Fresh prison woe for ministers as assaults, self-harm and accidental releases hit record highs
Assaults in English and Welsh prisons soared to their highest level on record in the year to March, official figures revealed today.
Meanwhile, the number of prisoners released in error hit an all-time high of 71 - as did self-harm incidents in jail.
The numbers paint a grim picture for the beleagured prison system in England and Wales - which has faced prisoner riots and disgruntled staff in recent months.
Liberal Democrat MP Alistair Carmichael accused ministers of "turning prisons into powder kegs".
But new Justice Secretary David Lidington insisted safety and security in prisons was his “top priority”.

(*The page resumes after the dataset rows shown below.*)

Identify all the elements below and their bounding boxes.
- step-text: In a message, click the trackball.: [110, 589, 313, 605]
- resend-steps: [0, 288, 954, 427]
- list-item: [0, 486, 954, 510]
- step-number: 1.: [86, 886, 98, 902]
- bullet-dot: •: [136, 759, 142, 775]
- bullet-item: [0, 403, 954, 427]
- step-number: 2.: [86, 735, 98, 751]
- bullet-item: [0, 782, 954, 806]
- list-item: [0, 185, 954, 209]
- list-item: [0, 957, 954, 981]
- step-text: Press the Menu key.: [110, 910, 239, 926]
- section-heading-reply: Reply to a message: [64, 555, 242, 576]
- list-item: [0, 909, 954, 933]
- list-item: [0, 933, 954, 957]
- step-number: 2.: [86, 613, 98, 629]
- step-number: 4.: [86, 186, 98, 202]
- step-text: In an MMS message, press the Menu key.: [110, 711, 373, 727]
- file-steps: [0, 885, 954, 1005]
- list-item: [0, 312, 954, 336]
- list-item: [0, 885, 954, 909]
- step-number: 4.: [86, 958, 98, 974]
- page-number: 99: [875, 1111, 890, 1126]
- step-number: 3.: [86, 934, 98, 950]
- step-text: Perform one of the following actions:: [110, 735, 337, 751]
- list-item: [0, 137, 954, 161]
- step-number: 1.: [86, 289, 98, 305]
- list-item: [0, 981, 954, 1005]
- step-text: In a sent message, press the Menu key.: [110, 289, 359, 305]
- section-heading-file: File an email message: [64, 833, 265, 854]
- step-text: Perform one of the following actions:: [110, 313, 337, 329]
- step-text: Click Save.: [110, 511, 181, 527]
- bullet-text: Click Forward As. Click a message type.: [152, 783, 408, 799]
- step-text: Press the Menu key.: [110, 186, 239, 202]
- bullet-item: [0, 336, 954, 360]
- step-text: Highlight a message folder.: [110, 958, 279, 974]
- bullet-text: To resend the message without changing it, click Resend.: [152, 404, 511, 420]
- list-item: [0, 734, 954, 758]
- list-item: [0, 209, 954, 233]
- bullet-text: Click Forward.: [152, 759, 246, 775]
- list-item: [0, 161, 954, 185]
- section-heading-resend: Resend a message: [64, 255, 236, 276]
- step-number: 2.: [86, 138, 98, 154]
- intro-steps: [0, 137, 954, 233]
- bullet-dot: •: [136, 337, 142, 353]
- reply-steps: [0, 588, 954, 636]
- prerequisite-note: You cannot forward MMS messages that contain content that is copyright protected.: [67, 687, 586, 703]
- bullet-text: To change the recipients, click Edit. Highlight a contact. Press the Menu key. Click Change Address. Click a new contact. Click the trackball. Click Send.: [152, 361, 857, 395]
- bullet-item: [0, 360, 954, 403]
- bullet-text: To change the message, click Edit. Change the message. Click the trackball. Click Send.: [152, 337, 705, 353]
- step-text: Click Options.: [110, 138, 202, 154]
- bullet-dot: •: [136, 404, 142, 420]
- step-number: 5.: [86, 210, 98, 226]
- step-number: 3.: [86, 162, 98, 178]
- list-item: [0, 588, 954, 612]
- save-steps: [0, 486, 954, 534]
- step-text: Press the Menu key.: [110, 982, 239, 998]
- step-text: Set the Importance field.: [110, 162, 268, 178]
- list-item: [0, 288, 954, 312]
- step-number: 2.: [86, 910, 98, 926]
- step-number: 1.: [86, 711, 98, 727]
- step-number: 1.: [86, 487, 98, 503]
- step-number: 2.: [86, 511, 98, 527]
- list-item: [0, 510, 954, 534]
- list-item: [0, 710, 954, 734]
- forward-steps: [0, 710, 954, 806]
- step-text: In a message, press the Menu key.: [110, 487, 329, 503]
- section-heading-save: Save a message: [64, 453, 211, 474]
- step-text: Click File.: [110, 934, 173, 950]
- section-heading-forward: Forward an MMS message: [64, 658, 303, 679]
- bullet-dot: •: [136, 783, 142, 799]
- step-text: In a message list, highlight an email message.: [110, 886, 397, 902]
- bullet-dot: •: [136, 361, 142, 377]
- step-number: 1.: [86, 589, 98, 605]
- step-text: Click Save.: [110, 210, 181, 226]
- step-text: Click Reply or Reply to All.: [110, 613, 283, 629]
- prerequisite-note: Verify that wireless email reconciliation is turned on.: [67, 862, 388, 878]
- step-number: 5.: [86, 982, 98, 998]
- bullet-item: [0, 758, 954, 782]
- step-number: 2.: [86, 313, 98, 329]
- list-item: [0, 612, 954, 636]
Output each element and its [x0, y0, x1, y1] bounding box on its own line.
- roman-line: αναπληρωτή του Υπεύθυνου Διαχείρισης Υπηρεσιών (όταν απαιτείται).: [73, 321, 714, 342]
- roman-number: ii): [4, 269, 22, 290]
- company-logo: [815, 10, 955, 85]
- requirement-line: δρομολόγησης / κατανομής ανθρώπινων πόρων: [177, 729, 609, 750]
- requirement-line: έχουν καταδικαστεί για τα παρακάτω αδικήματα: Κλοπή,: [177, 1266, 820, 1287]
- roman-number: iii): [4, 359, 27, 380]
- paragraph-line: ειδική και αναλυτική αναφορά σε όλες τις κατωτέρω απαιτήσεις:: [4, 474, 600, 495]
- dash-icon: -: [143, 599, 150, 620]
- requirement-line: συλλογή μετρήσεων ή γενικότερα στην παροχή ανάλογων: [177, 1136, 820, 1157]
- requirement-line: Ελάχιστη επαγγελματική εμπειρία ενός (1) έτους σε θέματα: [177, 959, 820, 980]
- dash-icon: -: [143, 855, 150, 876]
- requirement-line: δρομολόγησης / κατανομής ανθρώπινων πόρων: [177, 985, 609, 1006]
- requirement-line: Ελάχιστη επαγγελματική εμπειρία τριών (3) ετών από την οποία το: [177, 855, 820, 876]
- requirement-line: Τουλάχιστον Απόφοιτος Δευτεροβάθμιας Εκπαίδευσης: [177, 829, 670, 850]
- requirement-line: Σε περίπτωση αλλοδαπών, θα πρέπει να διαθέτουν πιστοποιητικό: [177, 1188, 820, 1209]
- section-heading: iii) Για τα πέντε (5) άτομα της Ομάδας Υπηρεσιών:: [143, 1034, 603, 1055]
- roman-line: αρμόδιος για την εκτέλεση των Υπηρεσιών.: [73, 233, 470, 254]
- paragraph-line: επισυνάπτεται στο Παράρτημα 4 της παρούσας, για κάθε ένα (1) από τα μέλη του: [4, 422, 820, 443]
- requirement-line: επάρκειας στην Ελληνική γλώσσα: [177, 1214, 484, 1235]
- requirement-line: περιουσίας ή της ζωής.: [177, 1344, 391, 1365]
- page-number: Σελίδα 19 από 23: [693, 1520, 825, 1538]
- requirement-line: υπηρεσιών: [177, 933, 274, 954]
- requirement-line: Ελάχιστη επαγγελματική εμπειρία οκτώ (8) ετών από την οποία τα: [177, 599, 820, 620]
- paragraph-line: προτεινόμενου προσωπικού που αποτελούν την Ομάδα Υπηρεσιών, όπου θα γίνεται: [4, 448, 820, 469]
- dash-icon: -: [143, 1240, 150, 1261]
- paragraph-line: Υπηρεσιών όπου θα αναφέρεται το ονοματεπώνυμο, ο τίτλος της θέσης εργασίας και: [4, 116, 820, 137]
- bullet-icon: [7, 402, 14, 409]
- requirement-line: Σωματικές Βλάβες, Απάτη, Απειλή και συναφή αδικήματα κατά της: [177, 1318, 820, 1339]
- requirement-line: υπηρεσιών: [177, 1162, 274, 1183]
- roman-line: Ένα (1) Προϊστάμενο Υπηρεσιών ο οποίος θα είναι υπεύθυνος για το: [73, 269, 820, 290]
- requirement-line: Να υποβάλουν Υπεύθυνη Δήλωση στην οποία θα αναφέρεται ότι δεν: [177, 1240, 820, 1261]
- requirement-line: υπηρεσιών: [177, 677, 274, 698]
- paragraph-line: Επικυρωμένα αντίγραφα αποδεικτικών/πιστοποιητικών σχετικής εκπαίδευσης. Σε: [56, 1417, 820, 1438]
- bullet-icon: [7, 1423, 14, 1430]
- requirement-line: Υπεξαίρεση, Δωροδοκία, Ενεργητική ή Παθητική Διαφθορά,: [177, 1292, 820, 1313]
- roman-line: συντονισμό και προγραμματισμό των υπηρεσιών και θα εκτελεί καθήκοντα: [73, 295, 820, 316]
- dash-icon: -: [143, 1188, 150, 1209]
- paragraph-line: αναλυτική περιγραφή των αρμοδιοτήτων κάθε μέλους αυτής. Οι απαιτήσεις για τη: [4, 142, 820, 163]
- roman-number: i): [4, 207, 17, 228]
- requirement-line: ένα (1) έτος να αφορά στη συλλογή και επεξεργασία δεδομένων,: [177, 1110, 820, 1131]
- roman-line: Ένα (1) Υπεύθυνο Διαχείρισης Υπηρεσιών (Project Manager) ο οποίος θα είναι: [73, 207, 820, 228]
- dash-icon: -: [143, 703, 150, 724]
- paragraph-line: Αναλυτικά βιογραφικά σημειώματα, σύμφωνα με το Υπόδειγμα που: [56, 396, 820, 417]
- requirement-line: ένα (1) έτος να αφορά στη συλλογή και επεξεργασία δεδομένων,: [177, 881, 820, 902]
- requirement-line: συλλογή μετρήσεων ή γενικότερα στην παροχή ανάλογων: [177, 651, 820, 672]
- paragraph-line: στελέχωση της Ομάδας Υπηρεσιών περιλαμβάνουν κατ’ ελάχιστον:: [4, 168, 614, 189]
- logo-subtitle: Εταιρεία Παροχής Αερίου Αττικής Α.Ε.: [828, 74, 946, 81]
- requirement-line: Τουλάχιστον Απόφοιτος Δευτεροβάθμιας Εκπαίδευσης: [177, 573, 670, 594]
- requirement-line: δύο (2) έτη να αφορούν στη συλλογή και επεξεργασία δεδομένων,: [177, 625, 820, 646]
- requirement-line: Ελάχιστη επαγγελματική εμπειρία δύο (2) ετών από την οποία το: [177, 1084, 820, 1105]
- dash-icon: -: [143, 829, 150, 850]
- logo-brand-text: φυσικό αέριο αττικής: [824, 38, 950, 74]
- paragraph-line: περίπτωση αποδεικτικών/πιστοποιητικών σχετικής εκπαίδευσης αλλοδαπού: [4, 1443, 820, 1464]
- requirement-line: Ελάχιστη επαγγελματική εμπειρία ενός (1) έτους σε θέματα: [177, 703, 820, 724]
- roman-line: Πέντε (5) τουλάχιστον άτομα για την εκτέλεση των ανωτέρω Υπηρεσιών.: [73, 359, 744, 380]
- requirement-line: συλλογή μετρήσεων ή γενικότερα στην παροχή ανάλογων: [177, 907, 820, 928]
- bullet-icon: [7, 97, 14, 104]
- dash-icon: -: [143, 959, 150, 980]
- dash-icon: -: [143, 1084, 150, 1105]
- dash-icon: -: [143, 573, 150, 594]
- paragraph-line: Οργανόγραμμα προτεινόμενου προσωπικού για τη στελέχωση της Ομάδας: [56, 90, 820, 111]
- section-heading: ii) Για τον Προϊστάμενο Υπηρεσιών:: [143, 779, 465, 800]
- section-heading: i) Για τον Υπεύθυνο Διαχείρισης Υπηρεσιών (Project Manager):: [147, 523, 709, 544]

According to official Ministry of Justice figures, there were 26,643 prison assaults in the 12 months to March, up 2,630 (16%) on the previous year. That includes a 21% rise in serious assaults.
Some 7,159 assaults were on staff members - up 32% on the year before and triple the number in 2013 - with quarterly assaults on staff reaching a record high after soaring by 5%.
The number of prisoners accidentally released was up 7 in the year to March to hit the record high of 71.
The number of escapes went up by two to 15 and there was a 65% increase in so-called ‘temporary release failures’ - which includes prisoners failing to return to prison on time.
And there were 40,414 incidents of self-harm in the year to March - up 17% on the year before and a new record high.
It comes shortly after MoJ figures revealed more people killed themselves in prison last year than ever before.
Lib Dem chief whip Alistair Carmichael fumed: "Scandalous underfunding under this Conservative government has turned our prisons into powder kegs.
"What should be places of rehabilitation are now dangerous hotbeds of violence, self-harm and drug abuse.
"The Government has lost control of our prisons and urgently needs to get a grip."
Mr Lidington said: “Since becoming Justice Secretary last month, my top priority has been on improving safety and security in our prisons.
“These figures reinforce how crucial it is that we make progress as quickly as possible.”
He added: “I have seen first-hand the challenges our dedicated and hardworking prison staff face.
“Boosting the frontline is critical to achieving safety and the number of prison officers we are recruiting is rising, with the number of new prison officers joining the service at its highest level since 2010.”